Multi-factor authentication, also known as two-factor authentication (MFA/2FA) is one of the best modern security measures. It can sometimes be a nuisance to have several devices with you, but it doubles your password security if you decide to reuse some passwords. 

 

Currently, some solutions are more elegant than others, such as Apple devices in the Apple Ecosystem seamlessly completing 2FA automatically if you’re wearing an Apple Watch, holding your iPhone, near your Macbook, or have your iPad. 

 

Other solutions include authentication apps, one-time passwords (OTPs) sent through texts, phone call verifications, hardware keys, and more. Nearly every major online service will present the option for MFA, and you should take it. 

 

Use private social media accounts

 

There are dozens of debates about the best way to protect yourself when using social media. However, posting anything online always hosts a degree of risk, and the best way to restrict how well big data companies know you are is to not use social media or to not post anything you wouldn’t want your boss, parents, and your older self to see. 

 

Using private social media accounts wards off stalkers, ill-intentioned users, and disabling trackers and privacy settings go a long way to reduce the amount of data that hackers can access. 

Beware of phishing emails

Many internet users may think they can easily recognize and ignore phishing emails and fraud when in reality, phishing scams are growing increasingly believable, and people are more vulnerable than they think. In 2020, The Internet Crime Complaint Center found that over 240,000 people fell victim to harmful phishing scams. 

 

Continually keep yourself up-to-date on recent phishing scams, patterns, and diction to catch scammers in the act.

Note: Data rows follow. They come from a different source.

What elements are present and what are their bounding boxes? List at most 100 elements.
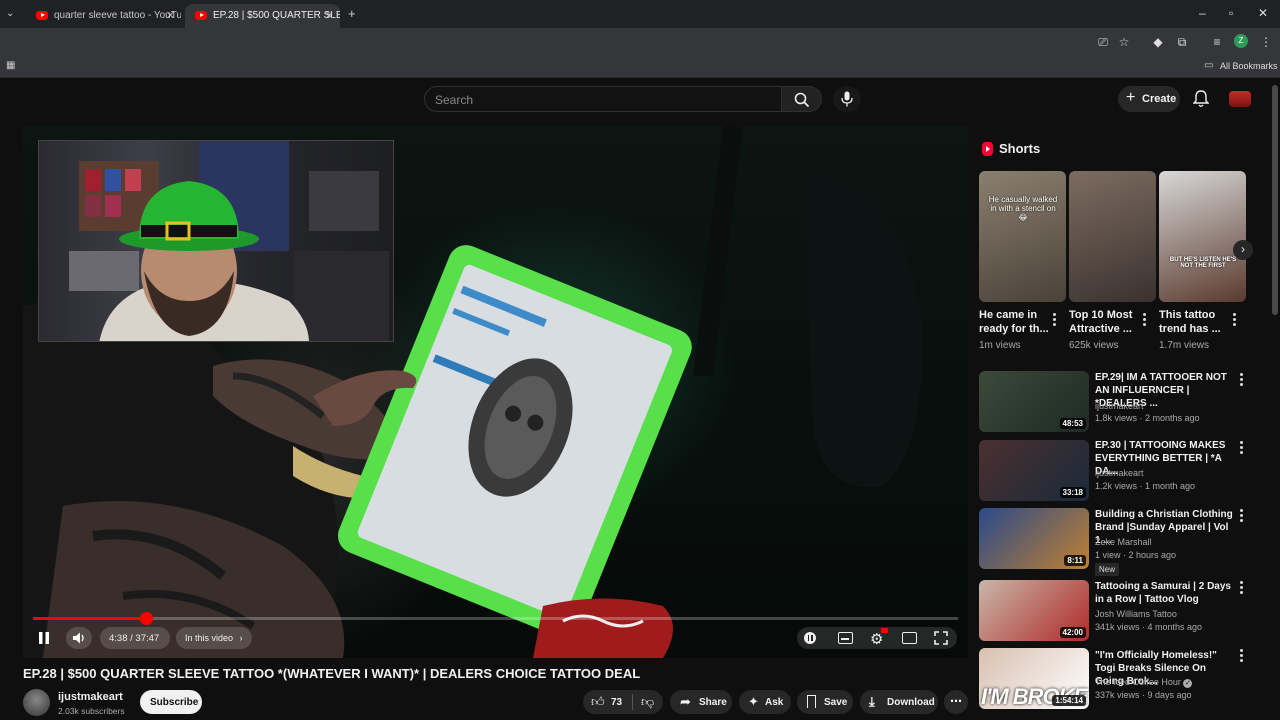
- all-bookmarks-link[interactable]: All Bookmarks: [1220, 61, 1278, 71]
- settings-gear-icon[interactable]: ⚙: [870, 628, 888, 648]
- share-label: Share: [699, 697, 727, 708]
- extensions-puzzle-icon[interactable]: ⧉: [1174, 34, 1190, 50]
- thumbs-down-icon: 👎︎: [641, 694, 655, 709]
- address-bar-row: ⎚ ☆ ◆ ⧉ ≡ Z ⋮: [0, 28, 1280, 56]
- short-menu-icon[interactable]: [1050, 313, 1058, 327]
- recommendation-title[interactable]: Tattooing a Samurai | 2 Days in a Row | …: [1095, 580, 1235, 606]
- minimize-icon[interactable]: –: [1199, 6, 1206, 20]
- short-thumbnail[interactable]: He casually walked in with a stencil on …: [979, 171, 1066, 302]
- download-button[interactable]: ⤓ Download: [860, 690, 938, 714]
- chapters-button[interactable]: In this video ›: [176, 627, 252, 649]
- duration-badge: 8:11: [1064, 555, 1086, 566]
- youtube-favicon-icon: [195, 11, 207, 20]
- channel-name[interactable]: ijustmakeart: [58, 691, 123, 703]
- page-scrollbar[interactable]: [1272, 85, 1278, 315]
- notifications-bell-icon[interactable]: [1193, 90, 1209, 108]
- recommendation-meta: 1.8k views · 2 months ago: [1095, 413, 1200, 423]
- extension-diamond-icon[interactable]: ◆: [1150, 34, 1166, 50]
- duration-badge: 33:18: [1059, 487, 1086, 498]
- recommendation-thumbnail[interactable]: 33:18: [979, 440, 1089, 501]
- cast-icon[interactable]: ⎚: [1095, 34, 1111, 50]
- short-menu-icon[interactable]: [1140, 313, 1148, 327]
- short-thumbnail-text: He casually walked in with a stencil on …: [988, 195, 1058, 222]
- recommendation-menu-icon[interactable]: [1237, 373, 1245, 387]
- search-button[interactable]: [782, 86, 822, 112]
- tab-title: EP.28 | $500 QUARTER SLEE: [213, 10, 340, 21]
- account-avatar[interactable]: [1229, 91, 1251, 107]
- tab-current-video[interactable]: EP.28 | $500 QUARTER SLEE ✕: [185, 4, 340, 28]
- voice-search-button[interactable]: [833, 86, 861, 112]
- webcam-scene: [69, 141, 389, 341]
- save-button[interactable]: Save: [797, 690, 853, 714]
- autoplay-toggle-icon[interactable]: [804, 632, 816, 644]
- fullscreen-icon[interactable]: [934, 631, 948, 645]
- tab-close-icon[interactable]: ✕: [166, 9, 175, 22]
- microphone-icon: [841, 91, 853, 107]
- bookmark-star-icon[interactable]: ☆: [1116, 34, 1132, 50]
- browser-menu-icon[interactable]: ⋮: [1258, 34, 1274, 50]
- ask-button[interactable]: ✦ Ask: [739, 690, 791, 714]
- recommendation-thumbnail[interactable]: I'M BROKE 1:54:14: [979, 648, 1089, 709]
- shorts-next-button[interactable]: ›: [1233, 240, 1253, 260]
- browser-tab-strip: ⌄ quarter sleeve tattoo - YouTube ✕ EP.2…: [0, 0, 1280, 28]
- recommendation-channel[interactable]: Josh Williams Tattoo: [1095, 609, 1177, 619]
- youtube-favicon-icon: [36, 11, 48, 20]
- recommendation-menu-icon[interactable]: [1237, 509, 1245, 523]
- maximize-icon[interactable]: ▫: [1229, 6, 1233, 20]
- duration-badge: 48:53: [1059, 418, 1086, 429]
- recommendation-menu-icon[interactable]: [1237, 649, 1245, 663]
- recommendation-channel[interactable]: The Iced Coffee Hour ✓: [1095, 677, 1193, 688]
- short-menu-icon[interactable]: [1230, 313, 1238, 327]
- recommendation-thumbnail[interactable]: 48:53: [979, 371, 1089, 432]
- more-actions-button[interactable]: ⋯: [944, 690, 968, 714]
- recommendation-menu-icon[interactable]: [1237, 581, 1245, 595]
- hd-badge: [881, 628, 888, 633]
- recommendation-channel[interactable]: ijustmakeart: [1095, 401, 1144, 411]
- short-thumbnail[interactable]: BUT HE'S LISTEN HE'S NOT THE FIRST: [1159, 171, 1246, 302]
- recommendation-meta: 1.2k views · 1 month ago: [1095, 481, 1196, 491]
- theater-mode-icon[interactable]: [902, 632, 917, 644]
- close-window-icon[interactable]: ✕: [1258, 6, 1268, 20]
- volume-button[interactable]: [66, 627, 92, 649]
- search-input[interactable]: Search: [424, 86, 782, 112]
- channel-avatar[interactable]: [23, 689, 50, 716]
- recommendation-meta: 341k views · 4 months ago: [1095, 622, 1203, 632]
- short-title[interactable]: This tattoo trend has ...: [1159, 308, 1231, 336]
- bookmark-icon: [807, 695, 816, 708]
- recommendation-meta: 1 view · 2 hours ago: [1095, 550, 1177, 560]
- create-button[interactable]: + Create: [1118, 86, 1180, 112]
- subscribe-button[interactable]: Subscribe: [140, 690, 202, 714]
- new-tab-button[interactable]: +: [348, 6, 356, 21]
- progress-bar-track[interactable]: [33, 612, 958, 625]
- media-control-icon[interactable]: ≡: [1209, 34, 1225, 50]
- share-button[interactable]: ➦ Share: [670, 690, 732, 714]
- subscriber-count: 2.03k subscribers: [58, 706, 125, 716]
- recommendation-channel[interactable]: Zeke Marshall: [1095, 537, 1152, 547]
- tab-search-icon[interactable]: ⌄: [6, 8, 14, 19]
- download-label: Download: [887, 697, 935, 708]
- like-button[interactable]: 👍︎ 73: [583, 690, 631, 714]
- profile-avatar[interactable]: Z: [1234, 34, 1248, 48]
- recommendation-channel[interactable]: ijustmakeart: [1095, 468, 1144, 478]
- apps-grid-icon[interactable]: ▦: [6, 60, 15, 71]
- shorts-logo-icon: [982, 142, 993, 156]
- recommendation-thumbnail[interactable]: 42:00: [979, 580, 1089, 641]
- subtitles-icon[interactable]: [838, 632, 853, 644]
- short-thumbnail[interactable]: [1069, 171, 1156, 302]
- share-arrow-icon: ➦: [680, 694, 691, 709]
- pause-icon[interactable]: [37, 631, 51, 645]
- like-count: 73: [611, 697, 623, 708]
- tab-youtube-search[interactable]: quarter sleeve tattoo - YouTube ✕: [26, 4, 181, 28]
- short-title[interactable]: Top 10 Most Attractive ...: [1069, 308, 1141, 336]
- recommendation-menu-icon[interactable]: [1237, 441, 1245, 455]
- video-player[interactable]: [23, 126, 968, 658]
- folder-icon: ▭: [1204, 60, 1214, 71]
- dislike-button[interactable]: 👎︎: [634, 690, 663, 714]
- short-title[interactable]: He came in ready for th...: [979, 308, 1051, 336]
- new-badge: New: [1095, 563, 1120, 576]
- recommendation-thumbnail[interactable]: 8:11: [979, 508, 1089, 569]
- tab-close-icon[interactable]: ✕: [325, 9, 334, 22]
- chapters-label: In this video: [185, 633, 234, 643]
- save-label: Save: [824, 697, 848, 708]
- short-views: 625k views: [1069, 340, 1119, 351]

Even clicking on pop-up ads in the wrong place can compromise your device, and scammers can hack into your friends’ and family’s social media accounts, send you links, and gain complete control over your device. 

 

Learning techniques to validate that links indeed direct you where they should, such as hovering over them and checking the status bar that appears on the bottom left of most browsers is a great way to start.

 

These tips barely scratch the surface of what you can do to secure yourself online because there are countless ways you can damage yourself on the internet. However, with these major bases covered, you will be two, three, or even four times as secure as you are now.